When Peterson was browsing photos and looking for pictures that showed her on the back of a bull, she lamented that there weren’t many pictures because cameras were risky back then. No one wanted to out someone who wasn’t ready.

“It’s come a long way,” she later said in a text message, “but there’s still a long way to go.”

(Photo by Linda Peterson) Linda Peterson rides a bull in this undated photo.

‘Rodeo is cool’ but gay rodeo is ‘cute’

In addition to the standard rodeo events, gay rodeos host three uniquely queer events: Ox Dressing, Goat Dressing, and the Wild Drag Race.

The grand procession will also feature a riderless ceremony to honor parishioners who have died “either of AIDS, cancer,” or something else, a spokesman said on June 17 as a man guided a saddled horse through the arena and the contestants and the audience led The members stood in silence, hands or hats covering their hearts.

A pair of boots slid backwards in the stirrups as Brooks’ “The Dance” blared through the speakers, hitting the final lines of the song’s chorus: “Our lives are better left to chance. I could have missed the pain. But I should have given up the dance.”

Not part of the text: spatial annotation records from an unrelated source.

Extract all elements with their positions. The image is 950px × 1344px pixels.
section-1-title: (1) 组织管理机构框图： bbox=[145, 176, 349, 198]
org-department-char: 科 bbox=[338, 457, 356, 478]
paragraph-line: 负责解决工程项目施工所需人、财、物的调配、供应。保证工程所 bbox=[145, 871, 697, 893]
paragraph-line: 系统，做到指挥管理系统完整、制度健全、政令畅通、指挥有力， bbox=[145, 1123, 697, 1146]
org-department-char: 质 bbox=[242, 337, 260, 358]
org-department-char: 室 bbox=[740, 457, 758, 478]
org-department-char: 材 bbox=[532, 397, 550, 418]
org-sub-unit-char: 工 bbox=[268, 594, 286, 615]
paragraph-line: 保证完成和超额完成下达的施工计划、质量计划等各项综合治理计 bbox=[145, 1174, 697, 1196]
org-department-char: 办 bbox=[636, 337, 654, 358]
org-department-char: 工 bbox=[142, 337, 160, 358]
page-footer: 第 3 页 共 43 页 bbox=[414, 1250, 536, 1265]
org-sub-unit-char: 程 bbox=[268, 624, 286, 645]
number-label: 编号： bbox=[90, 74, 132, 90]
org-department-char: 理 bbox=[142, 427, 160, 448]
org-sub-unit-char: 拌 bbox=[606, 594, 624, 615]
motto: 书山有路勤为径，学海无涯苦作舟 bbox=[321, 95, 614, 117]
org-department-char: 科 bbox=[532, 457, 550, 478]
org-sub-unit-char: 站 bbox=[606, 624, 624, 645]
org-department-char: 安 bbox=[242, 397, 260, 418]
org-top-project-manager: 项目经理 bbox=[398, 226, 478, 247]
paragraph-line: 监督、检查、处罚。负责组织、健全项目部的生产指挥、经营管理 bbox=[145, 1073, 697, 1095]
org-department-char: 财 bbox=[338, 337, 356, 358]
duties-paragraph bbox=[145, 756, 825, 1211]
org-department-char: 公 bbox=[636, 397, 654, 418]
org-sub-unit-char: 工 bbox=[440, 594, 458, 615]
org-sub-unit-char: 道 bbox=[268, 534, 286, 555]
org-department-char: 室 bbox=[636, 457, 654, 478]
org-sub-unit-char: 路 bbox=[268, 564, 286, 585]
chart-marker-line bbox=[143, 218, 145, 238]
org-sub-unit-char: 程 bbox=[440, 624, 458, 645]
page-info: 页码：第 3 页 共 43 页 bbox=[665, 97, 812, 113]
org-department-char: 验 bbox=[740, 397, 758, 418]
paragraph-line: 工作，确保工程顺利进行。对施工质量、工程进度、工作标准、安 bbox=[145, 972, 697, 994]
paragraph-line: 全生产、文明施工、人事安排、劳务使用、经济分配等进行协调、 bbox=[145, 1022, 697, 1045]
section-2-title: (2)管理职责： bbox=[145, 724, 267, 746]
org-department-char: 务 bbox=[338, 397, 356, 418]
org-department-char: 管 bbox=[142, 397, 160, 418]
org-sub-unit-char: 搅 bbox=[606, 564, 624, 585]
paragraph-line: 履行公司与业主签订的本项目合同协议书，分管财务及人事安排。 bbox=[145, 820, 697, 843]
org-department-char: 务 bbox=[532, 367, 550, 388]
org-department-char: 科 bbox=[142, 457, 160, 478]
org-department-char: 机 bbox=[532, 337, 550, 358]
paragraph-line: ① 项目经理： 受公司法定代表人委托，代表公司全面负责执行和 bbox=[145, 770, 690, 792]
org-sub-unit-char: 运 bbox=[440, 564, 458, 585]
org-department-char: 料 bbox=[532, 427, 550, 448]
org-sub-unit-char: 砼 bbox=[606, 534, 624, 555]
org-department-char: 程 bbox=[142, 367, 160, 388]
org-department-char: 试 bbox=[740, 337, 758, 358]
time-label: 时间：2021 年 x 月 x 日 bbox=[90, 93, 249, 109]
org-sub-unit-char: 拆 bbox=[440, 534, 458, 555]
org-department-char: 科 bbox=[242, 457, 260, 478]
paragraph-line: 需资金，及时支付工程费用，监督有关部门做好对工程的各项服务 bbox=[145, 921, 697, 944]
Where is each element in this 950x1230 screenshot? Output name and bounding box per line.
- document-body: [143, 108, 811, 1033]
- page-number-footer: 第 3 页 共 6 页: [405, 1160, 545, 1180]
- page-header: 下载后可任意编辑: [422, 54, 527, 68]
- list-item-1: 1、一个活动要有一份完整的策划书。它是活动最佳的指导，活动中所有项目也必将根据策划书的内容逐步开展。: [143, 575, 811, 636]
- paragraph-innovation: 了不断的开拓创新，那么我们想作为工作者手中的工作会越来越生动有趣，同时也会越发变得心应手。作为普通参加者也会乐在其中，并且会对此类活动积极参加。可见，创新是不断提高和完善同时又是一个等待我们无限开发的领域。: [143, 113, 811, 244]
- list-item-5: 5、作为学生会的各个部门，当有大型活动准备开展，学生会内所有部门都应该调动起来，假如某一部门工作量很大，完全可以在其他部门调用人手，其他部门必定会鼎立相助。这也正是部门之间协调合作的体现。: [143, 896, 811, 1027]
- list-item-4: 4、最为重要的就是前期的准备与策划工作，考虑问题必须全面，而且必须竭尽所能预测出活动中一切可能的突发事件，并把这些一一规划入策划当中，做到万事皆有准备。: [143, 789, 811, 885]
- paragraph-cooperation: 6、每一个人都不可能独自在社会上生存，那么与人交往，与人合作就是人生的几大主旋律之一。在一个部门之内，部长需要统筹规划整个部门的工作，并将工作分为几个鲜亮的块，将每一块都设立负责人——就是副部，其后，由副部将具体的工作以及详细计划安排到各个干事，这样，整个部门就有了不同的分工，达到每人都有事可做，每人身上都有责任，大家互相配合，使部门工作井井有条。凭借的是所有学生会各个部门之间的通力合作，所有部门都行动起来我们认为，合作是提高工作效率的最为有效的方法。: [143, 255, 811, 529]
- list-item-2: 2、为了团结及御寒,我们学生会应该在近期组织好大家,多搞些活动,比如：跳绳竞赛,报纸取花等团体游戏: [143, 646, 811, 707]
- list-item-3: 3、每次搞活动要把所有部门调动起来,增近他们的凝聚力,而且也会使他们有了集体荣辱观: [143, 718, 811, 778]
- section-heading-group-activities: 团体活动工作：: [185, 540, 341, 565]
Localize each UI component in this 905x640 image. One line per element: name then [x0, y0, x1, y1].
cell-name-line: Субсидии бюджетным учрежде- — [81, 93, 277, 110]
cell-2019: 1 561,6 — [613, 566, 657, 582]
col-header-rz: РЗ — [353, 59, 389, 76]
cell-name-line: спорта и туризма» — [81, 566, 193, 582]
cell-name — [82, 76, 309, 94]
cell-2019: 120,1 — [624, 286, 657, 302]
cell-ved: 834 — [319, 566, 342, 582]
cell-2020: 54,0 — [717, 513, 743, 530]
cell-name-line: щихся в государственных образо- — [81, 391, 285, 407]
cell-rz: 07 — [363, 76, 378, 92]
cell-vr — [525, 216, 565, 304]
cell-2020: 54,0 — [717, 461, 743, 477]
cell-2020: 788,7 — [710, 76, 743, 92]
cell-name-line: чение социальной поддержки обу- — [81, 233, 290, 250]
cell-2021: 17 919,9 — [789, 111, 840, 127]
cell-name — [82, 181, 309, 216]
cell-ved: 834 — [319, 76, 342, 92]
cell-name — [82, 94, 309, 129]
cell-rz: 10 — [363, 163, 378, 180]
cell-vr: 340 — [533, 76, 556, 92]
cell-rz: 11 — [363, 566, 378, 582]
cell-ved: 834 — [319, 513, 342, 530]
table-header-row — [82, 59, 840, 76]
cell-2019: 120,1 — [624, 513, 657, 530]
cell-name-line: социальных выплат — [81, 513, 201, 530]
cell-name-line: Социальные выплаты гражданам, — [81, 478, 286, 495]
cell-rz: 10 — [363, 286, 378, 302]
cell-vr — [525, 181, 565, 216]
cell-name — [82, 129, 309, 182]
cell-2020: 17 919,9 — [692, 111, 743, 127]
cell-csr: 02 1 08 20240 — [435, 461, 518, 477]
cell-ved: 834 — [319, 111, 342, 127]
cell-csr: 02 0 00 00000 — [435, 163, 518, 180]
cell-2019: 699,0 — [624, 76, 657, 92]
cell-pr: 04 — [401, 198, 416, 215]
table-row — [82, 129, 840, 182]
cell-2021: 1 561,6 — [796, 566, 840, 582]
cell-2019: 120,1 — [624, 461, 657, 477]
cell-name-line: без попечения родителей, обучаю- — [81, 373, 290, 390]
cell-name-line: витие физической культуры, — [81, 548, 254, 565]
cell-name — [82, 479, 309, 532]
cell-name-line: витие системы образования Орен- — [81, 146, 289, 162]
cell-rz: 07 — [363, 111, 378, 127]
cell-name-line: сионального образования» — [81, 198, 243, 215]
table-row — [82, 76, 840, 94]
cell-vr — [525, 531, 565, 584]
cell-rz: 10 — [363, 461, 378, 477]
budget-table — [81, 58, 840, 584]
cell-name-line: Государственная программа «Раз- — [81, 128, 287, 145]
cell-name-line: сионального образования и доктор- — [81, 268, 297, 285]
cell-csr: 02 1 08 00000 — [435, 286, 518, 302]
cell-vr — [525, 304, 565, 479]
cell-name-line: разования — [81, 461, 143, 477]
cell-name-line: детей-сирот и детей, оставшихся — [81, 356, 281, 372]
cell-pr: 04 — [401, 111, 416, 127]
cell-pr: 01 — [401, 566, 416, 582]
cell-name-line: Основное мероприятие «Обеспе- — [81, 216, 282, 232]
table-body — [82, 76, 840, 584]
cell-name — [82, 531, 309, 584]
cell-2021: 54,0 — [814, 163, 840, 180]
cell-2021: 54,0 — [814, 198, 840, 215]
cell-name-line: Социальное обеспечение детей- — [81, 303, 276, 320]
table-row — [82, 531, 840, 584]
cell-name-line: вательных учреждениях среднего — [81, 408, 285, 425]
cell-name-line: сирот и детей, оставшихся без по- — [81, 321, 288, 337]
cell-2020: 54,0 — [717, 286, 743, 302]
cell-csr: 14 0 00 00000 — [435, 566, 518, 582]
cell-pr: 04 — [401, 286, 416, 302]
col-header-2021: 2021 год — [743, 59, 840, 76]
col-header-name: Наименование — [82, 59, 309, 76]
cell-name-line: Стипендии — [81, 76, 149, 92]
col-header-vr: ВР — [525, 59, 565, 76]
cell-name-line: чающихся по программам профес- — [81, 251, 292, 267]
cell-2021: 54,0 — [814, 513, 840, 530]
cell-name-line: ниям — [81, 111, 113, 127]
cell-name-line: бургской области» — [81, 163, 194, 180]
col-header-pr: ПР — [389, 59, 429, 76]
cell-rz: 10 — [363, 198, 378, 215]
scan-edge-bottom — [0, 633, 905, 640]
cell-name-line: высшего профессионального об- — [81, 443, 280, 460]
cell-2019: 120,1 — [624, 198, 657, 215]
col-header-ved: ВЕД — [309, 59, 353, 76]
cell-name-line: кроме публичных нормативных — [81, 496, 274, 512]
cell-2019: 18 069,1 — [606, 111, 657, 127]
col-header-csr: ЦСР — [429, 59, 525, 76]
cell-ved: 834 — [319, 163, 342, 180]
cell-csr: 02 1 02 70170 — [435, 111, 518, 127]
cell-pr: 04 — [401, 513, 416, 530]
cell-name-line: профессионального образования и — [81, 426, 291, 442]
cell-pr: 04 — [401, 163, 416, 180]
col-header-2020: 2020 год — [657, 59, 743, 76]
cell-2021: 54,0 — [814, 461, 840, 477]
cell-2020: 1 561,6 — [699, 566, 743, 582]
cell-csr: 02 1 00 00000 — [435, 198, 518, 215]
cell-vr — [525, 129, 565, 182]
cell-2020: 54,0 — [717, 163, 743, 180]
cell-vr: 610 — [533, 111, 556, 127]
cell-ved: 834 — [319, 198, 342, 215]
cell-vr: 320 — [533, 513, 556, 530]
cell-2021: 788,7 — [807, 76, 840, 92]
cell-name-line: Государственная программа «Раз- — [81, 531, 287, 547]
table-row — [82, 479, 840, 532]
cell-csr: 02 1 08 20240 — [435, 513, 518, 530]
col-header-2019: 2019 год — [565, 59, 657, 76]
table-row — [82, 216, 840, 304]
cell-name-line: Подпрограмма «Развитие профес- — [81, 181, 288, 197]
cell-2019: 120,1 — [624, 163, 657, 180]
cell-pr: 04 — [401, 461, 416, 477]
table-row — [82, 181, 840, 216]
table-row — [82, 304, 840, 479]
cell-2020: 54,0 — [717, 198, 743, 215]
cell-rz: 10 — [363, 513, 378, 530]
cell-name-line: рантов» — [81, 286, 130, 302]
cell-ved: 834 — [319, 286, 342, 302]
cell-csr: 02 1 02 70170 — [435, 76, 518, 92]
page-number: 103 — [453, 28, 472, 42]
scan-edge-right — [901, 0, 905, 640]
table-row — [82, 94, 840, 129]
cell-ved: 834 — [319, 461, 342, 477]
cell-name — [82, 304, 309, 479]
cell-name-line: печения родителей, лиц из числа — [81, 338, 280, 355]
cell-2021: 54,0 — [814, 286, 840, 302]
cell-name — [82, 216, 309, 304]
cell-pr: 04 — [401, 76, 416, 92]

The announcer continued, voice strained with emotion, “We’ve lost so many.”

Hillman said Tuesday it’s not clear if the organization will be able to host another rodeo next year.

Organizers were hoping for better turnout over the weekend to help offset costs and have enough left over to donate to other organizations. Although there were a few people in the stands throughout the rodeo, Hillman said not enough people showed up.

“It’s heartbreaking, you know,” Hillman said, “but that’s life.”

Despite the low turnout, the rodeo was enjoyed by the participants.

Scooter Peterson, Ivey Gramer and Edward Snow had been looking forward to the rodeo ever since they found out about it at last year’s Ogden Pride.

Scooter Peterson and Gramer wore cowboy hats, while Snow wore a modified blue Dorothy dress from The Wizard of Oz — complete with rainbow-striped stockings and a straw hat — as they sat in the stands on June 17, just as the riding on the Oxen started this afternoon.

The occasion was an excuse to dress up, Gramer said, and she loved seeing other people’s outfits. It felt nostalgic for Snow, who grew up in central Utah and was strapped onto the back of a horse before he even had a clue what he was doing up there.

“I did it growing up, but it just felt like I wasn’t culturally aligned with the people who went to the regular rodeos,” Snow said.

Peterson said he appreciated “the spectacle of masculinity” — bringing a “gay twist” to a sport with so much machismo.

“A rodeo is cool,” he said, “but a gay rodeo has to be cute.”

(Rick Egan | The Salt Lake Tribune) Performers dance before the Utah Gay Rodeo Association’s “Crossroads of the West” regional rodeo at the Golden Spike Arena in Ogden on Saturday, June 17, 2023.

Editor’s Note • This story is available only to Salt Lake Tribune subscribers. Thank you for supporting local journalism.